I saved the best for last, my friends. And by “best” I mean “most traumatic.” Of course I’m talking about The Plague Dogs. I can’t do one of my overwrought intros for this movie because there is no available hyperbole to adequately prepare you for what is about to come. We started with animal experimentation, and we’ll end with animal experimentation, only this is a million times more hardcore than The Secret of NIMH. Dog lovers, go look at your puppy porn. Cat lovers, it’s up to us to soldier through.
It starts with sloshing water in a metal tank; we are in an evil amniotic sack of doom. A large dog bursts to the surface of the tank, barking. Other dogs in cages take notice. “I think he’s starting to pack it in,” says an uber-polite British voice. There is nowhere for the dog to get purchase to pull himself out of the water, so he does the only reasonable thing to do: he goes limp, stops paddling, and drifts to the bottom of the tank. Shadowy men with clipboards are the last thing he sees. As they fish him out, they use brainy science talk to speculate that he’ll die pretty soon during one of these tests, as early as next week maybe. (Fingers crossed.) This will solve the age-old academic question of whether a dog is capable of drowning. Britain’s brightest, we salute you! They put a tube down the dog’s throat as he lies soggily on a steel table.

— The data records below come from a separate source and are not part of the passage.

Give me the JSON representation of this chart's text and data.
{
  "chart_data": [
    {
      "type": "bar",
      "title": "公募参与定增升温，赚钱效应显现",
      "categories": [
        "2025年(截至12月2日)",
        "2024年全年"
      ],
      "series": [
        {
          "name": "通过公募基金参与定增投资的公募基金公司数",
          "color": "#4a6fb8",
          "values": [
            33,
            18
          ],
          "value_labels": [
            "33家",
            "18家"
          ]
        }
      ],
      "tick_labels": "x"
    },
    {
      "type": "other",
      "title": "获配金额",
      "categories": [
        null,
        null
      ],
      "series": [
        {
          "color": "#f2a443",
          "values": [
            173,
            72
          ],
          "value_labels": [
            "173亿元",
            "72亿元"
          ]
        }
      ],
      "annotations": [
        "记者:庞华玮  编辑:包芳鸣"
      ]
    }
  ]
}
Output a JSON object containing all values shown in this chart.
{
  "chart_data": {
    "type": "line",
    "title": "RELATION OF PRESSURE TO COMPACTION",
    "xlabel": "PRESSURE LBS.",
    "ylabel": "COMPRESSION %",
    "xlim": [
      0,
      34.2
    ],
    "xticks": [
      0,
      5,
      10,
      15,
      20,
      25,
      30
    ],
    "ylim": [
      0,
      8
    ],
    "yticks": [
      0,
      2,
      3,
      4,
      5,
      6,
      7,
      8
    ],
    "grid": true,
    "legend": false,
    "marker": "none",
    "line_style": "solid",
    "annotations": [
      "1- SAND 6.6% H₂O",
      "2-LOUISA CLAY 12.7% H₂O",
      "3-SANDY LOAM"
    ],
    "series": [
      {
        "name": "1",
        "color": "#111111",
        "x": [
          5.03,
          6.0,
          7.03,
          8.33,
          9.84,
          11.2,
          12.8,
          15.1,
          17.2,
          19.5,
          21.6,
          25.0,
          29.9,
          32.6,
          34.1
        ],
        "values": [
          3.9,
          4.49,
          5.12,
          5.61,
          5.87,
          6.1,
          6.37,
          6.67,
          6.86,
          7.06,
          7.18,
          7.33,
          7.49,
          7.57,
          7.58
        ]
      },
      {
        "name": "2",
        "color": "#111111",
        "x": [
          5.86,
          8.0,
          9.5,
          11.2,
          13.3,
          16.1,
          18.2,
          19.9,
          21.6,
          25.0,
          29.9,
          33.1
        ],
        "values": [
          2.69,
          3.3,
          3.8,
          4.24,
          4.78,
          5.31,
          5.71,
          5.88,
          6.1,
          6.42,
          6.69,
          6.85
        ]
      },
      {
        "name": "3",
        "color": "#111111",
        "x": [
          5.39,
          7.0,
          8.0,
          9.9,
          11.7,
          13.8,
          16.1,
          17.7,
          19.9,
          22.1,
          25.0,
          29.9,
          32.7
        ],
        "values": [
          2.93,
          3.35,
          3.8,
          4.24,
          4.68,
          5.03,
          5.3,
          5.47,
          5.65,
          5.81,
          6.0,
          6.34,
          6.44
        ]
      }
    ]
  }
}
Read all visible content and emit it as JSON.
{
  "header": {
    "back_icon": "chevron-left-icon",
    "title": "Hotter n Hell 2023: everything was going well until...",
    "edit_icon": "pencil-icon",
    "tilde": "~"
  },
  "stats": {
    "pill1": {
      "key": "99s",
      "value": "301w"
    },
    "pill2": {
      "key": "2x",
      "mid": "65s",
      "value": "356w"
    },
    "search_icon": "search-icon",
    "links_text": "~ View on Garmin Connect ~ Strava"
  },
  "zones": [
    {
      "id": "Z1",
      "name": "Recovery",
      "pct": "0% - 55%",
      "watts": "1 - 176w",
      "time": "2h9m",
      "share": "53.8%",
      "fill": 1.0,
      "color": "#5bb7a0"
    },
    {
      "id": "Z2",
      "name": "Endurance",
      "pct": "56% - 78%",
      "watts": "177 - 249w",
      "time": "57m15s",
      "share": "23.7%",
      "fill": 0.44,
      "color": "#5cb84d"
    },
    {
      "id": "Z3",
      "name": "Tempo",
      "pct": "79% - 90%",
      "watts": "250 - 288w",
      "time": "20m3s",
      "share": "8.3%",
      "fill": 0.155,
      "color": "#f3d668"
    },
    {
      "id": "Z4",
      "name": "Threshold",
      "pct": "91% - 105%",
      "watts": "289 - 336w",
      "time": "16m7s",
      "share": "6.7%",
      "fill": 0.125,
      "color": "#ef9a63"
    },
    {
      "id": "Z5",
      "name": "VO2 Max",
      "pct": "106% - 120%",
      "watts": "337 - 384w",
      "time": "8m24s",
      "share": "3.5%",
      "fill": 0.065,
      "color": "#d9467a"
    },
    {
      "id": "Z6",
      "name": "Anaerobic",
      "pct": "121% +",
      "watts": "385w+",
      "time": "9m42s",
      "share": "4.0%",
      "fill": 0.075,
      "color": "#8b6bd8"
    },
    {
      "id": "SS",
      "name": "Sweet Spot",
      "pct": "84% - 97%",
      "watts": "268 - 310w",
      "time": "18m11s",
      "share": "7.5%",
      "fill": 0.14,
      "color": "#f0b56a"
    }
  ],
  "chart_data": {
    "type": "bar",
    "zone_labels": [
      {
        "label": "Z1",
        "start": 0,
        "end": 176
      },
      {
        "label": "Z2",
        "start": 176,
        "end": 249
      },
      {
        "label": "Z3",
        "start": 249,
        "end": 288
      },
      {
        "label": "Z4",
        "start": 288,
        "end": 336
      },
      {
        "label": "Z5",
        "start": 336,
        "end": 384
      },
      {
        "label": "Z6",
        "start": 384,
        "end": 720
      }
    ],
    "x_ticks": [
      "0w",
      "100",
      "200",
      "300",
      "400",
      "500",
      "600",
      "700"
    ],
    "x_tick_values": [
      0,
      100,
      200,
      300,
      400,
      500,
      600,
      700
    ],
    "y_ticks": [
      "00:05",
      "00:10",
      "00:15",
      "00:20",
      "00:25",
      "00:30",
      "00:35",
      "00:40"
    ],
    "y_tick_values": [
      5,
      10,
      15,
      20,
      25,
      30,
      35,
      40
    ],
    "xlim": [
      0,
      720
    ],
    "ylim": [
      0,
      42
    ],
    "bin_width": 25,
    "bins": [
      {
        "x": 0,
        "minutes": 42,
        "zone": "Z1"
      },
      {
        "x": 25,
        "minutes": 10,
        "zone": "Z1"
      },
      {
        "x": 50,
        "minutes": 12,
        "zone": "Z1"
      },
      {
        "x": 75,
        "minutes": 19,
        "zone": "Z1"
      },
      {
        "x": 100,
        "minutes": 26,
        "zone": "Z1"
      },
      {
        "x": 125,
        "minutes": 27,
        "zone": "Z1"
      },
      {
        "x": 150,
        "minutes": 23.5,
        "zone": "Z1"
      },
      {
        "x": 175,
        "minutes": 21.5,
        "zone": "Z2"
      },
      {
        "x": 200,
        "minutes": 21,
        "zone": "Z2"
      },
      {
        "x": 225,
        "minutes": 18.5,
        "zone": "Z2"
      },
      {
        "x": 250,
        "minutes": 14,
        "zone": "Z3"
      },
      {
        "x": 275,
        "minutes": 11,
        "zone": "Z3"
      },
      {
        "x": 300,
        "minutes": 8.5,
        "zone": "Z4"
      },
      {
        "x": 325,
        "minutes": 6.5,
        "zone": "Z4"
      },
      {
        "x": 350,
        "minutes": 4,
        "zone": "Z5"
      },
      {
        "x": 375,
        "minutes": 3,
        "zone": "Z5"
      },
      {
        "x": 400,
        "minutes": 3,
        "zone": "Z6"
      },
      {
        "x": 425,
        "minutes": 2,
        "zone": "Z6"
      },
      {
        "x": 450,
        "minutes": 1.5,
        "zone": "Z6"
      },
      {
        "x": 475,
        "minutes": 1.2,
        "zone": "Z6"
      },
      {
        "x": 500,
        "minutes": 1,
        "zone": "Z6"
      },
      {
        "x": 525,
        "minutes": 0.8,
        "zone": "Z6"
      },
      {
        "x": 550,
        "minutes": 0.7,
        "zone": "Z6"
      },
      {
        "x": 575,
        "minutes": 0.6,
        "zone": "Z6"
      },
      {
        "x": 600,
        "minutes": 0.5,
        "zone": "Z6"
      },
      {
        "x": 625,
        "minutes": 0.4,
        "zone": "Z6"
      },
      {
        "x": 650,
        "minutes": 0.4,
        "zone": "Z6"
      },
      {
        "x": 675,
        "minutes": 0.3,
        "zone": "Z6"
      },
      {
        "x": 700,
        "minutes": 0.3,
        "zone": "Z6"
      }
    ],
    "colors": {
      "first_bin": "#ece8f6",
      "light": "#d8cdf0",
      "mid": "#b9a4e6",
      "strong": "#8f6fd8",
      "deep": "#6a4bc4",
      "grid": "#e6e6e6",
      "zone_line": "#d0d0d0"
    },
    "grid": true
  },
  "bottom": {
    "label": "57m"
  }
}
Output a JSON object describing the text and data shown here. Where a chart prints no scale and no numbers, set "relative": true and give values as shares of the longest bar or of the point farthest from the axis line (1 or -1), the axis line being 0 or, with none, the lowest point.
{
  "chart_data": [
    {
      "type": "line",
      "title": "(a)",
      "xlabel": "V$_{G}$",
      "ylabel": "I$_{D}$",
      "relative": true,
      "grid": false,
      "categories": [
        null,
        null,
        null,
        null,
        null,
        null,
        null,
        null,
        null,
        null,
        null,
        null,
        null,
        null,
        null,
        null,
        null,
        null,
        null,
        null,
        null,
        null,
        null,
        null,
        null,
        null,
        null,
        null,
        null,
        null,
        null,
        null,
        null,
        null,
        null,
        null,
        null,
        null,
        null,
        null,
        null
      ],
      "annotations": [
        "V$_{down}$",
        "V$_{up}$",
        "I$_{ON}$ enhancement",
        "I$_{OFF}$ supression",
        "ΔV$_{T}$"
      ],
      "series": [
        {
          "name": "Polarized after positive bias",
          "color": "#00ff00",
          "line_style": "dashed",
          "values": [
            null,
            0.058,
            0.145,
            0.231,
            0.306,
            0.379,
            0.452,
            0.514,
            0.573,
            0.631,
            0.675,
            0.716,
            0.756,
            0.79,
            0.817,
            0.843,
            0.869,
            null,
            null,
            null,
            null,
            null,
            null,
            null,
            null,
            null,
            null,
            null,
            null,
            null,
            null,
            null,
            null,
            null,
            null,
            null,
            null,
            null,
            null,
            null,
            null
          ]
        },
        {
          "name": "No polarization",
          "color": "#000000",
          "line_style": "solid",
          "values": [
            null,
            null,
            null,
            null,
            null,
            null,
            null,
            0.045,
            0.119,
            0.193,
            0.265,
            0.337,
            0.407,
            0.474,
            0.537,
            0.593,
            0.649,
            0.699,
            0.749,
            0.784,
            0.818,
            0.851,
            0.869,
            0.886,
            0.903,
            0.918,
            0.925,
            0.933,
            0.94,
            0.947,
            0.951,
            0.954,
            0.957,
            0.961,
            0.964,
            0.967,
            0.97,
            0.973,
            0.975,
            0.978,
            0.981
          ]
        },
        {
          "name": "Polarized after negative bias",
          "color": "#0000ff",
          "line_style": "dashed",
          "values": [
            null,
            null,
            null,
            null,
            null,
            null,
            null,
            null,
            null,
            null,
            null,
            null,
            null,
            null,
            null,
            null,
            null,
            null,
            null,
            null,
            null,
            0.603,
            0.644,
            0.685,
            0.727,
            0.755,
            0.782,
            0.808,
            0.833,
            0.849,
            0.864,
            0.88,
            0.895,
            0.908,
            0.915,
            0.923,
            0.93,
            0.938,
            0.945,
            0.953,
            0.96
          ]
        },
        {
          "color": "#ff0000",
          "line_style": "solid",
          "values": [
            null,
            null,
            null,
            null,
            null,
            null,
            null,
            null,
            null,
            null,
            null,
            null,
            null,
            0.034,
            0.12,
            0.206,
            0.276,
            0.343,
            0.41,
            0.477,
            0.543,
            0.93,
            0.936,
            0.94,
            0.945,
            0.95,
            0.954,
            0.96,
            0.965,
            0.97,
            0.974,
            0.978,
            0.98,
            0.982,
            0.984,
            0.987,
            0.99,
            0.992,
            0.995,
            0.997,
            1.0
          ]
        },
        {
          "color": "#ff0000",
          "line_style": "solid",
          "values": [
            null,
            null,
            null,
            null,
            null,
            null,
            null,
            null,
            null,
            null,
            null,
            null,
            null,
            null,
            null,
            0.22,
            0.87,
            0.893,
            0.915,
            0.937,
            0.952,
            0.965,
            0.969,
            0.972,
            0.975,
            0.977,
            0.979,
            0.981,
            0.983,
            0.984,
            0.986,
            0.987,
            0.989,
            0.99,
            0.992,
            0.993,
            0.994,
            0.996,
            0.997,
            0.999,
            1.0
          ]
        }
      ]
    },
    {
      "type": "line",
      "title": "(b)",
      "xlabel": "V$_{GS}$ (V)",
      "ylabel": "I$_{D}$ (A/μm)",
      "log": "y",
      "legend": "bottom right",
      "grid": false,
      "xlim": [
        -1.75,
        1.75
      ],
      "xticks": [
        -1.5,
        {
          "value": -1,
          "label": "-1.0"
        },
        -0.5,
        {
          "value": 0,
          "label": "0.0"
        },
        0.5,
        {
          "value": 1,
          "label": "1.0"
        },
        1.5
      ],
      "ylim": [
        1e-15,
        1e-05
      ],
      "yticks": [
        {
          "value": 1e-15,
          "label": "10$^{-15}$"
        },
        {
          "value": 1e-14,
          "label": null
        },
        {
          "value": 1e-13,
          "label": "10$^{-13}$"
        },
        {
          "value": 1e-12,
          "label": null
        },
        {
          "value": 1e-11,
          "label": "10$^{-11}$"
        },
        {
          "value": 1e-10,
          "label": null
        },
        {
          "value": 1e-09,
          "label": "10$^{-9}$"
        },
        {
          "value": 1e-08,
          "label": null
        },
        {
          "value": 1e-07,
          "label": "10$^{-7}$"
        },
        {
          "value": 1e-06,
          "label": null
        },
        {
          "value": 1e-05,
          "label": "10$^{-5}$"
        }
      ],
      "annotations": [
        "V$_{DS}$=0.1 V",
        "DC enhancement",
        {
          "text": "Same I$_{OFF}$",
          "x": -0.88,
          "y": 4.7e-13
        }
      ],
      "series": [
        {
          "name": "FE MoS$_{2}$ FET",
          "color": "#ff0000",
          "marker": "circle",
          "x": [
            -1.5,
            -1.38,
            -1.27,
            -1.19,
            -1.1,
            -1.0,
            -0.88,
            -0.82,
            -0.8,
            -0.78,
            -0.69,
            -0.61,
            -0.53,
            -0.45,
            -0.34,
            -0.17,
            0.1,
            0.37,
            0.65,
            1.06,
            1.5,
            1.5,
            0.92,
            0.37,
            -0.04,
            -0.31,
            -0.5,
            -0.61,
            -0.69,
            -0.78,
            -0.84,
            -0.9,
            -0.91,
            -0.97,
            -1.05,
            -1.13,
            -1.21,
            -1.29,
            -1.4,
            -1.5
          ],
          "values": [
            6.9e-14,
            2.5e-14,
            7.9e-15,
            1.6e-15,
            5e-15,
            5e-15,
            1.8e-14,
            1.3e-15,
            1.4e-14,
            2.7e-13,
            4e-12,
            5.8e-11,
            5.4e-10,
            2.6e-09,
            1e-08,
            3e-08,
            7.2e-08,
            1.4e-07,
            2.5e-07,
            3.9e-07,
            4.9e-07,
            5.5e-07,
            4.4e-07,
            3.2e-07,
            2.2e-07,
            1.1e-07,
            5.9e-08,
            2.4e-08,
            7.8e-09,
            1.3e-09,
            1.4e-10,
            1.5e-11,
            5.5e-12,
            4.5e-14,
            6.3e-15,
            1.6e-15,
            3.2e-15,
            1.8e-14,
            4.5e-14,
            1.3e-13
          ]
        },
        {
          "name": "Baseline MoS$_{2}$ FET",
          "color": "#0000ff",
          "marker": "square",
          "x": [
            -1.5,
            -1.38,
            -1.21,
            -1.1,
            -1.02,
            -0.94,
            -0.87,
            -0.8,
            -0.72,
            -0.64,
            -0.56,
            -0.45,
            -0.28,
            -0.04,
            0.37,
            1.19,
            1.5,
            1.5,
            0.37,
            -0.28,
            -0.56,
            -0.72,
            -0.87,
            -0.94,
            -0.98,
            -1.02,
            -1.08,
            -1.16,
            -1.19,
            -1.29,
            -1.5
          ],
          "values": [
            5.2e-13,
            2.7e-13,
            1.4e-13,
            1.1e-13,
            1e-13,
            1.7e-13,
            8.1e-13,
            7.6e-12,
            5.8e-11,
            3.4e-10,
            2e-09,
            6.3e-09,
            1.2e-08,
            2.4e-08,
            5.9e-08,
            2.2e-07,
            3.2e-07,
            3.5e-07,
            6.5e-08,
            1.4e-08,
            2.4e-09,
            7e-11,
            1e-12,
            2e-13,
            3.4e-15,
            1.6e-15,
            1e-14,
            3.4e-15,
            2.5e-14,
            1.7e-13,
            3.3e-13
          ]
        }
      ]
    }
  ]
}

An outside shot of the lab is accompanied by ominous and demented piano music. It sounds like the masterwork of Buffalo Bill, maybe something he composed in between making his skin clothes. Actually, I shouldn’t say that, because we have no evidence that Buffalo Bill played the piano, and “Goodbye Horses” is a goddamn masterpiece. But you get the idea. Naturally, it’s storming, letting us know that this is the place that civilization forgot, except that amoral scientific work like this is civilization at its finest.
Back inside, we see many, many cute dogs including a Papillion (fancy!) One of the dogs, a terrier-type is dead. We know because he’s motionless and missing patches of hair. He’s scooped up and disposed of with a shovel. It is little comfort now to know that “God Loves a Terrier.“ I’m sorry to go there, but the dead dog looks just like Winky.